Cai Zhi-Xiong, Chen Geng, Zeng Yong-Yi, Dong Xiu-Qing, Lin Min-Jie, Huang Xin-Hui, Zhang Da, Liu Xiao-Long, Liu Jing-Feng
The United Innovation of Mengchao Hepatobiliary Technology Key Laboratory of Fujian Province, Mengchao Hepatobiliary Hospital of Fujian Medical University, Fuzhou, 350025, China.
The Liver Center of Fujian Province, Fujian Medical University, Fuzhou, 350025, China.
Int J Cancer. 2017 Sep 1;141(5):977-985. doi: 10.1002/ijc.30798. Epub 2017 Jun 7.

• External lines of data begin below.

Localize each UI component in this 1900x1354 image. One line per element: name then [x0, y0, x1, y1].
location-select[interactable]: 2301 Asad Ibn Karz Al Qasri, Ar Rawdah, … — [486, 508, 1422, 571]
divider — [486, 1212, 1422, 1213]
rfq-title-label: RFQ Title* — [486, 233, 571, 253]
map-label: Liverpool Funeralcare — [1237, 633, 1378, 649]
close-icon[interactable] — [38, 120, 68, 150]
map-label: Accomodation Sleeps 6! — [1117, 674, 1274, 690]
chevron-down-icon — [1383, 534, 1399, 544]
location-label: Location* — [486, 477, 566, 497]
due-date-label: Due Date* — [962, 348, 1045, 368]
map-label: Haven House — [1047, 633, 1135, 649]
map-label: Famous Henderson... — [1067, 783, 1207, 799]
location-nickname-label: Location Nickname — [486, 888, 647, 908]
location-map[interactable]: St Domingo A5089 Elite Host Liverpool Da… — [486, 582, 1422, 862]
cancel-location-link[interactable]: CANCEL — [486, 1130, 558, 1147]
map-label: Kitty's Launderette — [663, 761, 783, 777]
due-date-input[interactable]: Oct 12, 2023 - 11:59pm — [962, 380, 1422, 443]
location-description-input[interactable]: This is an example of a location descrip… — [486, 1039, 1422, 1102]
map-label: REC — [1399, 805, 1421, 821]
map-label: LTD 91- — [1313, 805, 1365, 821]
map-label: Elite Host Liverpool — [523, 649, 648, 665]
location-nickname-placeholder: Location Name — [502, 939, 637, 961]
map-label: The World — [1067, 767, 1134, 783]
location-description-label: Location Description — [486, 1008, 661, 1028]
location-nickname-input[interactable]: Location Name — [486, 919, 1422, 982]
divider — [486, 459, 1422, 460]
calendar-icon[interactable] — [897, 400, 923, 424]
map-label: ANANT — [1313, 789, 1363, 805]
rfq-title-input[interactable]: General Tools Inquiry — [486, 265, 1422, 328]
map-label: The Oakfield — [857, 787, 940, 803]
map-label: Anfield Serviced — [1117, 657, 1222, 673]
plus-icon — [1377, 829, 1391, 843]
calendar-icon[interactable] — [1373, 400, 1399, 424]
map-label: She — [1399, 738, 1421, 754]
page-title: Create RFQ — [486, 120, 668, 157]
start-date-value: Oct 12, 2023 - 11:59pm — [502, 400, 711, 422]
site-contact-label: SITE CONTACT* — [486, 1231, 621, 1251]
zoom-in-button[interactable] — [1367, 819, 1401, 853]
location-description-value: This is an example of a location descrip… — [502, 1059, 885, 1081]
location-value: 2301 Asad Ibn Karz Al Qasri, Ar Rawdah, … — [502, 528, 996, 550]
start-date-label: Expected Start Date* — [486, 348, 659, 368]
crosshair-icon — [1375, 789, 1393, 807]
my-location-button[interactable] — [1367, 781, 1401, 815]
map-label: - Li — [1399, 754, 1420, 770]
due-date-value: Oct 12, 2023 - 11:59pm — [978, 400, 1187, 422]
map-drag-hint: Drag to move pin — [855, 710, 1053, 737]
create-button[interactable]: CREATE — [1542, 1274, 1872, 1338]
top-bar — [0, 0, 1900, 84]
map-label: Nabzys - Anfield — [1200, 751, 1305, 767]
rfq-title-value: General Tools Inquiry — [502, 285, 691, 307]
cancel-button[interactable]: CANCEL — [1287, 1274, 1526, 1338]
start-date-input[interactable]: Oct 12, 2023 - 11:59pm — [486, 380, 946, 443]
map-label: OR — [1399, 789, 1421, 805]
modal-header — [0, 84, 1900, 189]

Circulating tumor DNA (ctDNA) provides a potential non-invasive biomarker for cancer diagnosis and prognosis, but whether it could reflect tumor heterogeneity and monitor therapeutic responses in hepatocellular carcinoma (HCC) is unclear. Focusing on 574 cancer genes known to harbor actionable mutations, we identified the mutation repertoire of HCC tissues, and monitored the corresponding ctDNA features in blood samples to evaluate its clinical significance. Analysis of 3 HCC patients' mutation profiles revealed that ctDNA could overcome tumor heterogeneity and provide information of tumor burden and prognosis. Further analysis was conducted on the 4th HCC case with multiple lesion samples and sequential plasma samples. We identified 160 subclonal SNVs in tumor tissues as well as matched peritumor tissues with PBMC as control. 96.9% of this patient's tissue mutations could be also detected in plasma samples. These subclonal SNVs were grouped into 9 clusters according to their trends of cellular prevalence shift in tumor tissues. Two clusters constituted of tumor stem somatic mutations showed circulating levels relating with cancer progression. Analysis of tumor somatic mutations revealed that circulating level of such tumor stem somatic mutations could reflect tumor burden and even predict prognosis earlier than traditional strategies. Furthermore, HCK (p.V174M), identified as a recurrent/metastatic related mutation site, could promote migration and invasion of HCC cells. Taken together, study of mutation profiles in biopsy and plasma samples in HCC patients showed that ctDNA could overcome tumor heterogeneity and real-time track the therapeutic responses in the longitudinal monitoring.
循环肿瘤DNA(ctDNA)为癌症诊断和预后提供了一种潜在的非侵入性生物标志物,但它是否能反映肝细胞癌(HCC)的肿瘤异质性并监测治疗反应尚不清楚。聚焦于已知含有可操作突变的574个癌症基因,我们确定了HCC组织的突变谱,并监测血样中相应的ctDNA特征以评估其临床意义。对3例HCC患者的突变谱分析显示,ctDNA可以克服肿瘤异质性,并提供肿瘤负荷和预后信息。对第4例有多个病变样本和连续血浆样本的HCC病例进行了进一步分析。我们在肿瘤组织以及以PBMC作为对照的匹配瘤周组织中鉴定出160个亚克隆单核苷酸变异(SNV)。该患者96.9%的组织突变也能在血浆样本中检测到。这些亚克隆SNV根据其在肿瘤组织中细胞流行率变化趋势被分为9个簇。由肿瘤干细胞体细胞突变组成的两个簇显示出与癌症进展相关的循环水平。对肿瘤体细胞突变的分析表明,这种肿瘤干细胞体细胞突变的循环水平可以反映肿瘤负荷,甚至比传统方法更早地预测预后。此外,被鉴定为复发/转移相关突变位点的HCK(p.V174M)可促进HCC细胞的迁移和侵袭。综上所述,对HCC患者活检和血浆样本中的突变谱研究表明,ctDNA可以克服肿瘤异质性,并在纵向监测中实时跟踪治疗反应。